Is it OK to pass the address of an int for scanf("%x", ...)?


Does the following code have defined beavior:

#include <stdio.h>

int main() {
    int x;
    if (scanf("%x", &x) == 1) {
        printf("decimal: %d\n", x);
    }
    return 0;
}

clang compiles it without any warnings even with all warnings enabled, including -pedantic. The C Standard seems unambiguous about this:

C17 7.21.6.2 The fscanf function

...

... the result of the conversion is placed in the object pointed to by the first argument following the format argument that has not already received a conversion result. If this object does not have an appropriate type, or if the result of the conversion cannot be represented in the object, the behavior is undefined.

...

The conversion specifiers and their meanings are:

...

x Matches an optionally signed hexadecimal integer, whose format is the same as expected for the subject sequence of the strtoul function with the value 16 for the base argument. The corresponding argument shall be a pointer to unsigned integer.

On two's complement architectures, converting -1 with %x seems to work, but it would not on ancient sign/magnitude or ones complement systems.

Is there any provision to make this behavior defined or at least implementation defined?


Solution

  • This falls in the category of behaviors which quality implementations should support unless they document a good reason for doing otherwise, but which the Standard does not mandate. The authors of the Standard seem to have refrained from trying to list all such behaviors, and there are at least three good reasons for that:

    1. Doing so would have made the Standard longer, and spending ink describing obvious behaviors that readers would expect anyway would distract from the places where the Standard needed to call readers' attention to things that they might not otherwise expect.

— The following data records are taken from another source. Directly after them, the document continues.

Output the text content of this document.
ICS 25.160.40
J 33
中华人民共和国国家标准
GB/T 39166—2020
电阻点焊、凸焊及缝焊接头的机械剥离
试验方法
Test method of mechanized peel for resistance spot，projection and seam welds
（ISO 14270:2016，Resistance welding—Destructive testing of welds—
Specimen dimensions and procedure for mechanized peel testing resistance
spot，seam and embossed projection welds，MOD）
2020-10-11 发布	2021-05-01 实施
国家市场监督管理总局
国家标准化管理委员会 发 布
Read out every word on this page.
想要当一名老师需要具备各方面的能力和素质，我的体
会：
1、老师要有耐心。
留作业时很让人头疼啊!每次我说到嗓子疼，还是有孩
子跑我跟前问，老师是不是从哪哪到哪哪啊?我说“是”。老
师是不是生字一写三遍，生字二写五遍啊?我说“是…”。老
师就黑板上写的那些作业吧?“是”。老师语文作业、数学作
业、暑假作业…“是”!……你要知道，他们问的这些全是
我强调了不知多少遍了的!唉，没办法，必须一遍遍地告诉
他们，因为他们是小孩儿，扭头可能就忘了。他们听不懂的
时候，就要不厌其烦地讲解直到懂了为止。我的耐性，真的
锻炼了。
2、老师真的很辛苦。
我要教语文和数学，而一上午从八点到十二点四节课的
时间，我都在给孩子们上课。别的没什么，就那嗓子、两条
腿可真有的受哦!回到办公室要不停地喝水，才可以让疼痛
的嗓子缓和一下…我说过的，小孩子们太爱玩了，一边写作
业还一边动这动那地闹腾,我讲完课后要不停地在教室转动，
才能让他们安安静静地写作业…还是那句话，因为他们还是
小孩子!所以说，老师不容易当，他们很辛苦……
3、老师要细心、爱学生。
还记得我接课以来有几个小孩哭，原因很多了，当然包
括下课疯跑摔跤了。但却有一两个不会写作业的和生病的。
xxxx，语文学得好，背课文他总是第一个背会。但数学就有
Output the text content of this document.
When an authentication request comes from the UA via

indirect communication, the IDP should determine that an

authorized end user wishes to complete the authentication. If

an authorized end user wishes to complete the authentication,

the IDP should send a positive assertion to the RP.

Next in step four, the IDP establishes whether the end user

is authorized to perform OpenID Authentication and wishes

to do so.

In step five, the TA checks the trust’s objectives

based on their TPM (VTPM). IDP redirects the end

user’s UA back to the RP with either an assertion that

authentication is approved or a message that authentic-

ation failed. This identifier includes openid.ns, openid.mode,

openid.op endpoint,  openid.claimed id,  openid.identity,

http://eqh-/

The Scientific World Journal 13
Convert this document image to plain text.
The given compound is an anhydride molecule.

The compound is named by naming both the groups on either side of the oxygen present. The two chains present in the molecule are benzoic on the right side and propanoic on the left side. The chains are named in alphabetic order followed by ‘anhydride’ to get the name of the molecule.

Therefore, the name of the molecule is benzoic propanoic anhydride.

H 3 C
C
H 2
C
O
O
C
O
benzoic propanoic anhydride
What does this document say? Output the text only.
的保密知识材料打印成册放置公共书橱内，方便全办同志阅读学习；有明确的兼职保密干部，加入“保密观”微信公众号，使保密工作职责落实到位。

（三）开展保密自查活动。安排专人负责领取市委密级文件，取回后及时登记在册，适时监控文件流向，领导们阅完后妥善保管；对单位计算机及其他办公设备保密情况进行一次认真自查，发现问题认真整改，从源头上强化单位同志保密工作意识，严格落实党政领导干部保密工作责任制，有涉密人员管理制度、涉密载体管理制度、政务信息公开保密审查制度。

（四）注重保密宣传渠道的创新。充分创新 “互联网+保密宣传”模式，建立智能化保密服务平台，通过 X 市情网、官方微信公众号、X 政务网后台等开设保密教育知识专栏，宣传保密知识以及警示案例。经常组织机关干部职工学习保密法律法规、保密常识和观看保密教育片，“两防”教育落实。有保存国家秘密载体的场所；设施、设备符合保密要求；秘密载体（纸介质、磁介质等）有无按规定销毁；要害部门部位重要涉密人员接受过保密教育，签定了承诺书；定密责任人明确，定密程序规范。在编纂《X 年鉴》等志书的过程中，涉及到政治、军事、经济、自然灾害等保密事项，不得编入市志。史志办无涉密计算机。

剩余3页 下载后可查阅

    2. The authors of the Standard may not have wanted to preclude the possibility that an implementation might have a good reason for doing something unusual. I don't know whether that was a consideration in your particular case, but it could have been.

      Consider, for example, a (likely theoretical) environment whose calling convention that requires passing information about argument types fed to variadic functions, and that supplies a scanf function that validates those argument types and squawks if int* is passed to a %X argument. The authors of the Standard were almost certainly not aware of any such environment [I doubt any ever existed], and thus would be in no position to weigh the benefits of using the environment's scanf routine versus the benefits of supporting the common behavior. Thus, it would make sense to leave such judgment up to people who would be in a better position to assess the costs and benefits of each approach.

    3. It would be extremely difficult for the authors of the Standard to ensure that they exhaustively enumerated all such cases without missing any, and the more exhaustively they were to attempt to enumerate such cases, the more likely it would be that accidental omissions would be misconstrued as deliberate.

    In practice, some compiler writers seem to regard most situations where the Standard fails to mandate the behavior of some action as an invitation to assume code will never attempt it, even if all implementations prior to the Standard had behaved consistently and it's unlikely there would ever be any good reason for an implementation to do otherwise. Consequently, using %X to read an int falls in the category of behaviors that will be reliable on implementations that make any effort to be compatible with common idioms, but could fail on implementations whose designers place a higher value on being able to process useless programs more efficiently, or on implementations that are designed to squawk when given programs that could be undermined by such implementations.